Aha! I'm starting to sense a pattern here. Maurice Roucel takes Musc Ravageur out of the bedroom and into the nursery, refashioning it as Helmut Lang EDP.
It's an amazing accomplishment when you think about it it shares the same basic DNA as Musc Ravageur, and even smells somewhat similar and yet the feel of one is a hundred million miles away from the other.
If Musc Ravageur is lying spread-eagled in the boudoir, spilling out of its red lace teddy and trying to disguise its Adam's apple, Helmut Lang EDP is the tender gripe-water exhalation from a baby sleeping in its cradle. (The only teddy here being the one clutched in fat little baby fingers).
The opening of Helmut Lang EDP always reminds me pleasantly of nightly bath time rituals with my children: the Chicco calendula and lavender baby wash I use, the smell of plush cotton baby towels fresh from the drier, and the innocent smell of the skin at the nape of their necks, which I cannot resist nuzzling.

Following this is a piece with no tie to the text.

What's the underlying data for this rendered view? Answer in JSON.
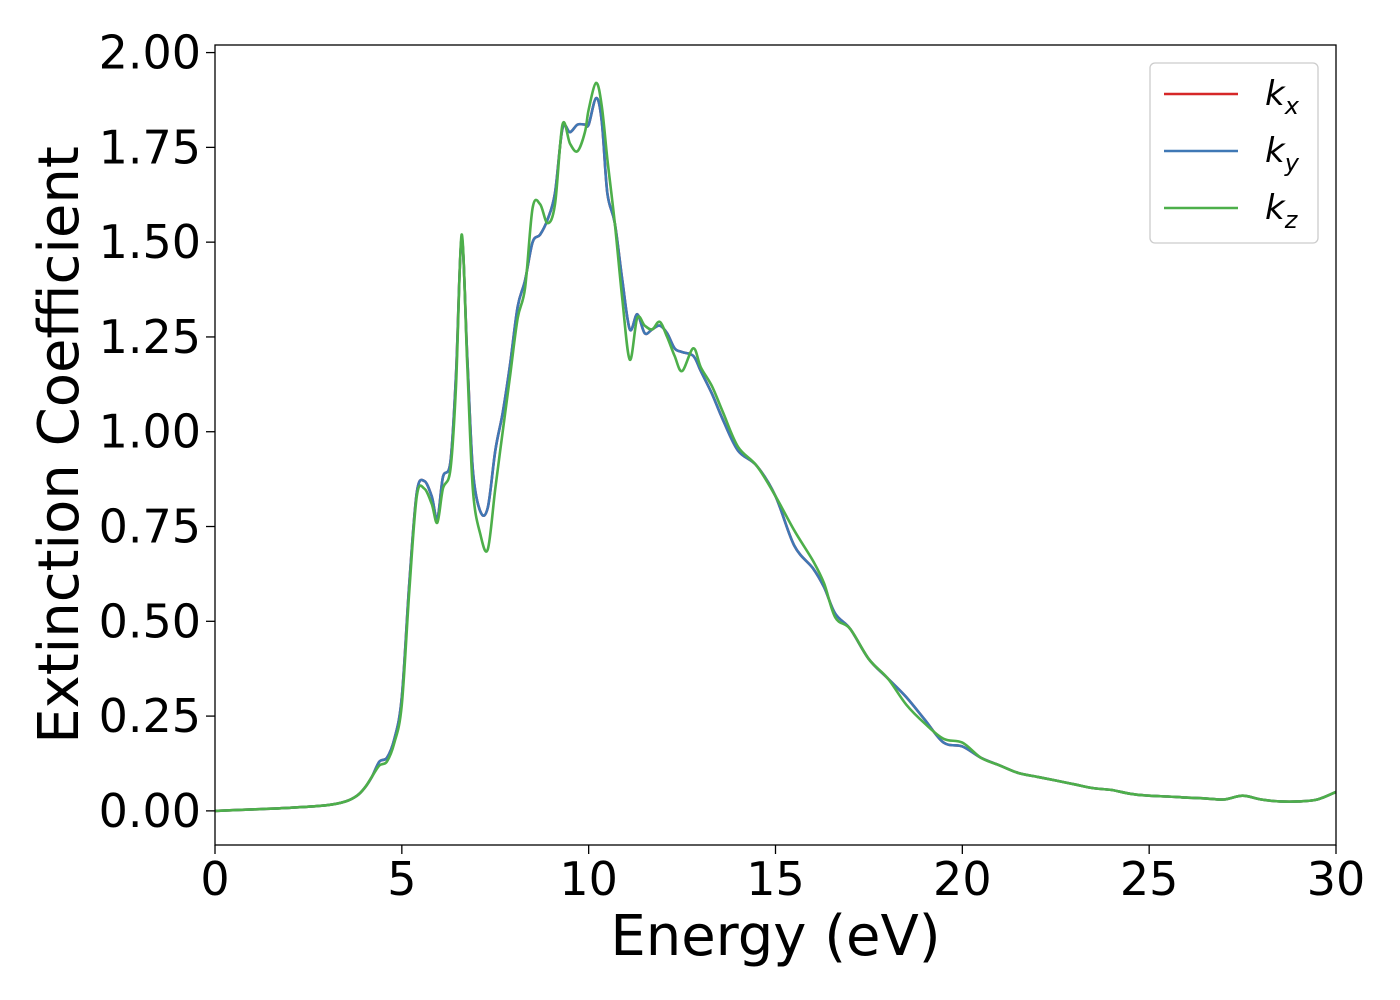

Few people talk about the sheer sensuality of children these days for risk of being misunderstood but parents of small children will understand when I say that there is no greater sensual pleasure than the smell and touch of small children. It's why parents can't resist nuzzling and sniffing their kids. We are drawn helplessly to their velvety skin and their specific, milky smell.
Helmut Lang EDP smells milky and warm and fresh and innocent to me. It opens with the baby breath of heliotrope, neroli, and pretty orange blossoms. Later, it strikes me that the musk and vanilla is on the knife's edge of being not-so-innocent after all. Maybe it's even a little dirty. But not dirty in the Musc Ravageur fun, sex way. Just not as squeaky clean as you might expect from its opening. I don't find it sexy, though (due to the nursery associations). Just touchingly human in scale, which is nice too.
Helmut Lang EDP is quite modern, airy, and stream-lined, a further departure from the butch oriental category wherein I mentally place Musc Ravageur. But I really should stop comparing them leaving aside the obvious Maurice Roucel DNA they share Helmut Lang EDP simply occupies a different place and function in my wardrobe, and I like them both on their own terms.
For me this starts out as a sweetish, clean musk with a metallic tinge & a hint of florals. l'm not especially keen on that metallic edge, but it quickly dissipates, & over the next few hours a more animalic musk nudges its way to the fore. This musk is soft, warm & friendly, not overly dirty or offensive, & lasts to the very end around ten hours later.
A very nice, intimate skin scent, this is just animalic enough to satisfy, but still just polite enough to be worn in public.